BACKGROUND: Major surgery is a term frequently used but poorly defined. The aim of the present study was to reach a consensus in the definition of major surgery within a panel of expert surgeons from the European Surgical Association (ESA).
METHODS: A 3-round Delphi process was performed. All ESA members were invited to participate in the expert panel. In round 1, experts were inquired by open- and closed-ended questions on potential criteria to define major surgery. Results were analyzed and presented back anonymously to the panel within next rounds. Closed-ended questions in round 2 and 3 were either binary or statements to be rated on a Likert scale ranging from 1 (strong disagreement) to 5 (strong agreement). Participants were sent 3 reminders at 2-week intervals for each round. 70% of agreement was considered to indicate consensus.

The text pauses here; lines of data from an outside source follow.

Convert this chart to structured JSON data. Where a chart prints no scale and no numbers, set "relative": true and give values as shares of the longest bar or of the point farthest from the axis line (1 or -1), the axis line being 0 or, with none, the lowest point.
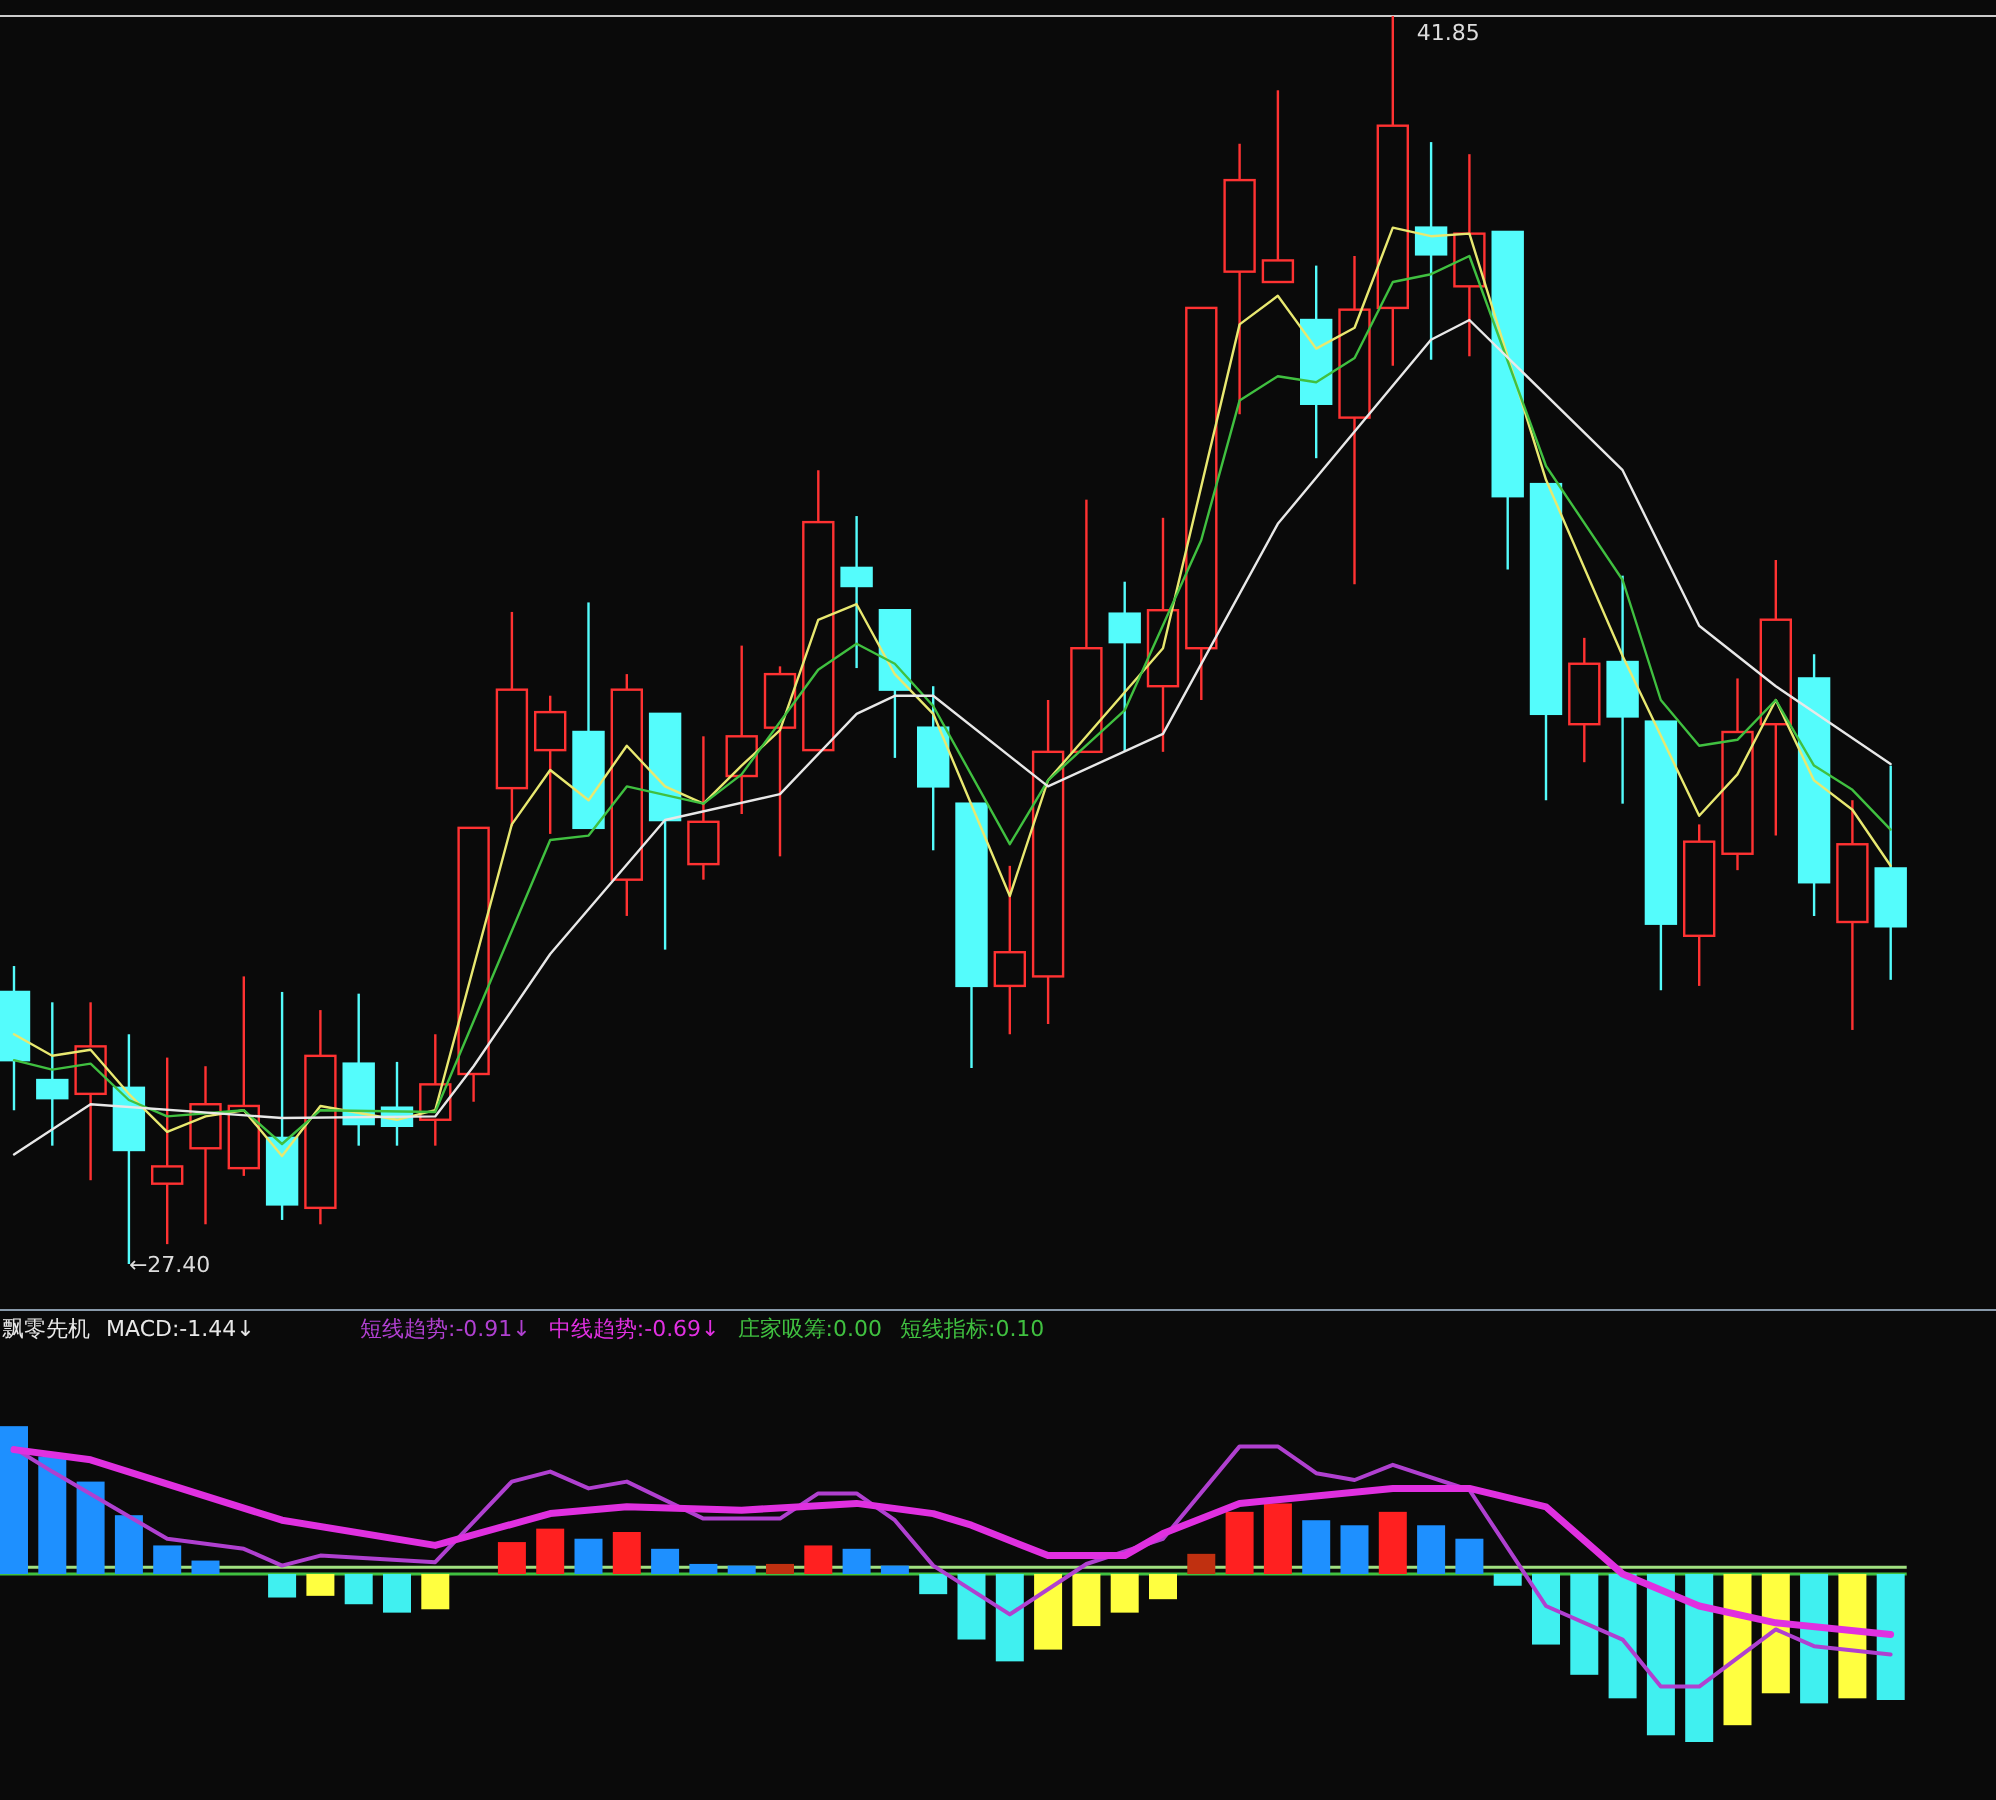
{
  "chart_data": [
    {
      "type": "candlestick",
      "categories": [
        null,
        null,
        null,
        null,
        null,
        null,
        null,
        null,
        null,
        null,
        null,
        null,
        null,
        null,
        null,
        null,
        null,
        null,
        null,
        null,
        null,
        null,
        null,
        null,
        null,
        null,
        null,
        null,
        null,
        null,
        null,
        null,
        null,
        null,
        null,
        null,
        null,
        null,
        null,
        null,
        null,
        null,
        null,
        null,
        null,
        null,
        null,
        null,
        null,
        null
      ],
      "ohlc": [
        [
          30.55,
          30.85,
          29.18,
          29.76
        ],
        [
          29.53,
          30.43,
          28.77,
          29.32
        ],
        [
          29.37,
          30.43,
          28.37,
          29.92
        ],
        [
          29.44,
          30.06,
          27.4,
          28.72
        ],
        [
          28.33,
          29.79,
          27.63,
          28.53
        ],
        [
          28.74,
          29.69,
          27.86,
          29.25
        ],
        [
          28.51,
          30.73,
          28.42,
          29.23
        ],
        [
          28.86,
          30.55,
          27.91,
          28.09
        ],
        [
          28.05,
          30.34,
          27.86,
          29.81
        ],
        [
          29.72,
          30.53,
          28.77,
          29.02
        ],
        [
          29.21,
          29.74,
          28.77,
          29.0
        ],
        [
          29.07,
          30.06,
          28.77,
          29.48
        ],
        [
          29.6,
          32.45,
          29.28,
          32.45
        ],
        [
          32.91,
          34.95,
          32.47,
          34.05
        ],
        [
          33.35,
          33.98,
          32.38,
          33.79
        ],
        [
          33.56,
          35.06,
          32.45,
          32.45
        ],
        [
          31.85,
          34.23,
          31.43,
          34.05
        ],
        [
          33.77,
          33.77,
          31.04,
          32.54
        ],
        [
          32.03,
          33.51,
          31.85,
          32.52
        ],
        [
          33.05,
          34.56,
          32.61,
          33.51
        ],
        [
          33.61,
          34.32,
          32.12,
          34.23
        ],
        [
          33.35,
          36.59,
          33.35,
          35.99
        ],
        [
          35.46,
          36.06,
          34.3,
          35.25
        ],
        [
          34.97,
          34.97,
          33.26,
          34.05
        ],
        [
          33.61,
          34.09,
          32.19,
          32.93
        ],
        [
          32.73,
          32.73,
          29.67,
          30.62
        ],
        [
          30.62,
          32.01,
          30.06,
          31.01
        ],
        [
          30.73,
          33.93,
          30.18,
          33.33
        ],
        [
          33.33,
          36.25,
          33.33,
          34.53
        ],
        [
          34.93,
          35.3,
          33.33,
          34.6
        ],
        [
          34.09,
          36.04,
          33.33,
          34.97
        ],
        [
          34.53,
          38.47,
          33.93,
          38.47
        ],
        [
          38.89,
          40.37,
          37.24,
          39.95
        ],
        [
          38.77,
          40.99,
          38.77,
          39.02
        ],
        [
          38.33,
          38.96,
          36.73,
          37.36
        ],
        [
          37.2,
          39.07,
          35.27,
          38.45
        ],
        [
          38.47,
          41.85,
          37.8,
          40.58
        ],
        [
          39.4,
          40.39,
          37.87,
          39.09
        ],
        [
          38.72,
          40.25,
          37.91,
          39.33
        ],
        [
          39.35,
          39.35,
          35.44,
          36.29
        ],
        [
          36.43,
          36.43,
          32.77,
          33.77
        ],
        [
          33.65,
          34.65,
          33.21,
          34.35
        ],
        [
          34.37,
          35.37,
          32.73,
          33.74
        ],
        [
          33.68,
          33.68,
          30.57,
          31.34
        ],
        [
          31.2,
          32.49,
          30.62,
          32.29
        ],
        [
          32.15,
          34.18,
          31.96,
          33.56
        ],
        [
          33.65,
          35.55,
          32.36,
          34.86
        ],
        [
          34.18,
          34.46,
          31.43,
          31.82
        ],
        [
          31.36,
          32.77,
          30.11,
          32.26
        ],
        [
          31.98,
          33.17,
          30.69,
          31.31
        ]
      ],
      "series": [
        {
          "type": "line",
          "color": "#e8e870",
          "values": [
            30.06,
            29.81,
            29.88,
            29.37,
            28.93,
            29.11,
            29.18,
            28.65,
            29.23,
            null,
            29.07,
            29.18,
            null,
            32.49,
            33.12,
            32.77,
            33.4,
            32.93,
            32.73,
            33.17,
            33.58,
            34.86,
            35.04,
            34.23,
            33.77,
            null,
            31.66,
            33.0,
            null,
            null,
            34.53,
            null,
            38.28,
            38.61,
            38.0,
            38.24,
            39.4,
            39.3,
            39.33,
            null,
            36.48,
            null,
            34.44,
            null,
            32.59,
            33.07,
            33.93,
            33.0,
            32.66,
            32.01
          ]
        },
        {
          "type": "line",
          "color": "#40c040",
          "values": [
            29.76,
            29.65,
            29.72,
            29.3,
            29.11,
            null,
            29.18,
            28.79,
            29.18,
            null,
            null,
            29.16,
            null,
            null,
            32.31,
            32.36,
            32.93,
            null,
            32.73,
            33.07,
            null,
            34.28,
            34.58,
            34.35,
            33.86,
            null,
            32.26,
            33.0,
            null,
            33.81,
            null,
            35.78,
            37.4,
            37.68,
            37.61,
            37.89,
            38.77,
            38.86,
            39.07,
            null,
            36.64,
            null,
            35.32,
            33.93,
            33.4,
            33.47,
            33.93,
            33.17,
            32.89,
            32.43
          ]
        },
        {
          "type": "line",
          "color": "#e8e8e8",
          "values": [
            28.67,
            null,
            29.25,
            null,
            null,
            null,
            null,
            29.09,
            null,
            null,
            null,
            29.11,
            29.69,
            null,
            30.99,
            null,
            null,
            32.54,
            null,
            null,
            32.84,
            null,
            33.77,
            33.98,
            33.98,
            null,
            null,
            32.93,
            null,
            null,
            33.54,
            null,
            null,
            35.97,
            null,
            null,
            null,
            38.1,
            38.33,
            null,
            null,
            null,
            36.59,
            null,
            34.79,
            null,
            34.09,
            null,
            null,
            33.19
          ]
        }
      ],
      "annotations": [
        "←27.40",
        "41.85"
      ]
    },
    {
      "type": "bar",
      "relative": true,
      "title": "飘零先机",
      "subtitle": "MACD:-1.44↓",
      "categories": [
        null,
        null,
        null,
        null,
        null,
        null,
        null,
        null,
        null,
        null,
        null,
        null,
        null,
        null,
        null,
        null,
        null,
        null,
        null,
        null,
        null,
        null,
        null,
        null,
        null,
        null,
        null,
        null,
        null,
        null,
        null,
        null,
        null,
        null,
        null,
        null,
        null,
        null,
        null,
        null,
        null,
        null,
        null,
        null,
        null,
        null,
        null,
        null,
        null,
        null
      ],
      "series": [
        {
          "type": "bar",
          "values": [
            0.88,
            0.7,
            0.55,
            0.35,
            0.17,
            0.08,
            null,
            -0.14,
            -0.13,
            -0.18,
            -0.23,
            -0.21,
            null,
            0.19,
            0.27,
            0.21,
            0.25,
            0.15,
            0.06,
            0.05,
            0.06,
            0.17,
            0.15,
            0.05,
            -0.12,
            -0.39,
            -0.52,
            -0.45,
            -0.31,
            -0.23,
            -0.15,
            0.12,
            0.37,
            0.42,
            0.32,
            0.29,
            0.37,
            0.29,
            0.21,
            -0.07,
            -0.42,
            -0.6,
            -0.74,
            -0.96,
            -1,
            -0.9,
            -0.71,
            -0.77,
            -0.74,
            -0.75
          ],
          "colors": [
            "#1e90ff",
            "#1e90ff",
            "#1e90ff",
            "#1e90ff",
            "#1e90ff",
            "#1e90ff",
            null,
            "#40f0f0",
            "#ffff40",
            "#40f0f0",
            "#40f0f0",
            "#ffff40",
            null,
            "#ff2020",
            "#ff2020",
            "#1e90ff",
            "#ff2020",
            "#1e90ff",
            "#1e90ff",
            "#1e90ff",
            "#c03010",
            "#ff2020",
            "#1e90ff",
            "#1e90ff",
            "#40f0f0",
            "#40f0f0",
            "#40f0f0",
            "#ffff40",
            "#ffff40",
            "#ffff40",
            "#ffff40",
            "#c03010",
            "#ff2020",
            "#ff2020",
            "#1e90ff",
            "#1e90ff",
            "#ff2020",
            "#1e90ff",
            "#1e90ff",
            "#40f0f0",
            "#40f0f0",
            "#40f0f0",
            "#40f0f0",
            "#40f0f0",
            "#40f0f0",
            "#ffff40",
            "#ffff40",
            "#40f0f0",
            "#ffff40",
            "#40f0f0"
          ]
        },
        {
          "name": "短线趋势:-0.91↓",
          "type": "line",
          "color": "#b040d0",
          "values": [
            0.75,
            0.61,
            null,
            null,
            0.21,
            null,
            0.15,
            0.05,
            0.11,
            null,
            null,
            0.07,
            null,
            0.55,
            0.61,
            0.51,
            0.55,
            null,
            0.33,
            null,
            0.33,
            0.48,
            0.48,
            0.32,
            0.05,
            null,
            -0.24,
            null,
            0.06,
            null,
            0.21,
            null,
            0.76,
            0.76,
            0.6,
            0.56,
            0.65,
            null,
            0.5,
            null,
            -0.19,
            null,
            -0.39,
            -0.67,
            -0.67,
            null,
            -0.33,
            -0.43,
            null,
            -0.48
          ]
        },
        {
          "name": "中线趋势:-0.69↓",
          "type": "line",
          "color": "#e030e0",
          "values": [
            0.74,
            null,
            0.68,
            null,
            null,
            null,
            null,
            0.32,
            null,
            null,
            null,
            0.17,
            null,
            null,
            0.36,
            null,
            0.4,
            null,
            null,
            0.38,
            null,
            null,
            0.42,
            null,
            0.36,
            0.29,
            null,
            0.11,
            null,
            0.11,
            0.24,
            null,
            0.42,
            null,
            null,
            null,
            0.51,
            null,
            0.51,
            null,
            0.4,
            null,
            0,
            null,
            -0.19,
            null,
            -0.29,
            null,
            null,
            -0.36
          ]
        }
      ],
      "annotations": [
        "庄家吸筹:0.00",
        "短线指标:0.10"
      ],
      "ref_lines": [
        {
          "axis": "y",
          "value": 0,
          "color": "#40c040"
        },
        {
          "axis": "y",
          "value": 0.04,
          "color": "#a0e080"
        }
      ]
    }
  ]
}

RESULTS: Out of 305 ESA members, 67 (22%) answered all the 3 rounds. Significant comorbidities were the only preoperative factor retained to define major surgery (78%). Vascular clampage or organ ischemia (92%), high intraoperative blood loss (90%), high noradrenalin requirements (77%), long operative time (73%) and perioperative blood transfusion (70%) were procedure-related factors that reached consensus. Regarding postoperative factors, systemic inflammatory response (76%) and the need for intensive or intermediate care (88%) reached consensus. Consequences of major surgery were high morbidity (>30% overall) and mortality (>2%).
CONCLUSION: ESA experts defined major surgery according to extent and complexity of the procedure, its pathophysiological consequences and consecutive clinical outcomes.